Para o futuro embaixador em Genebra, o Brasil está preparado para enfrentar os desafios e não é a toa que faz parte hoje do núcleo central do processo decisório na OMC, mas será chamado a fazer mais. Estima que o país tenha capacidade de resposta rápida, em coordenação com o setor privado. "Agora, também há riscos, porque quando se está no centro das decisões tem que prestar contas para muita gente", alertou. "Não só dentro do país, para também para outros parceiros comerciais. A liderança vai ser questionada a todo o momento. É preciso reforçar o dialogo interno e externo. Não podemos apenas reagir bem. Precisamos propor bem, ser firmes na definição da agenda, como estamos fazendo em biocombustíveis".

Nesse cenário, Azevedo vê a Rodada Doha como essencial para corrigir distorções na estrutura produtiva global. "As rodadas sempre têm seu impacto. No passado, permitiram imensa produção de excedentes e isso concentrou a produção de alimentos numa meia dúzia de países desenvolvidos e nos emergentes mais extraordinariamente competitivos, que tem de competir com o tesouro americano, europeu, japonês."

O improvável é que ocorra também uma abertura significativa dos mercados dos países ricos, admite Azevedo. Mas ele avisou que o Brasil está "cobrando mais caro" para fechar um acordo agrícola em Doha. Brasília quer que os EUA se comprometam com corte maior dos subsídios. Na negociação de bens industriais, Azevedo lembra que os países ricos durante décadas desenvolveram sua indústria com proteção tarifária brutal, e considera "descabida" a pressão para os emergentes reduzirem suas tarifas ao nível dos ricos "da noite para o dia".
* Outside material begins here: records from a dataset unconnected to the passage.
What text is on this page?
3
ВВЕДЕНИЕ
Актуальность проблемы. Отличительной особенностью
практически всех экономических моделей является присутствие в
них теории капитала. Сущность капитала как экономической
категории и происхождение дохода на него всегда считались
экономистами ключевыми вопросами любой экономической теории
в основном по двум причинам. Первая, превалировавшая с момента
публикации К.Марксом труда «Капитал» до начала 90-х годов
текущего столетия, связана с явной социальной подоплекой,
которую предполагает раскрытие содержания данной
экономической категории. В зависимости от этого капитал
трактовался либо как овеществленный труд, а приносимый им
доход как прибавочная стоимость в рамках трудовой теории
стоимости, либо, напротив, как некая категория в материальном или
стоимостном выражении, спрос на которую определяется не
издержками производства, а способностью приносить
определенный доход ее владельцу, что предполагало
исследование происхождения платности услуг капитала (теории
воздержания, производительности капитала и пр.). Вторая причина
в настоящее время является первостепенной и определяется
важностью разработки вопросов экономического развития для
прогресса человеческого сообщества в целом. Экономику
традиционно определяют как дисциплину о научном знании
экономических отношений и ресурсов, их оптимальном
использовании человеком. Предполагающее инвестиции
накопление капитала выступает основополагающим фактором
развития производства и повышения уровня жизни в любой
Hoje ou amanhã, o Brasil pode obter nova vitória contra os Estados Unidos na OMC na briga contra os subsídios ao algodão dados por Washington. Os juízes devem anunciar se os EUA implementaram corretamente suas recomendações para retirar subsídios que afetam produtores do Brasil. Se a resposta for negativa para os EUA, a próxima etapa dos juízes será arbitrar sobre o valor da retaliação pedida pelo Brasil contra os EUA, de pelo menos US$ 1,037 bilhão.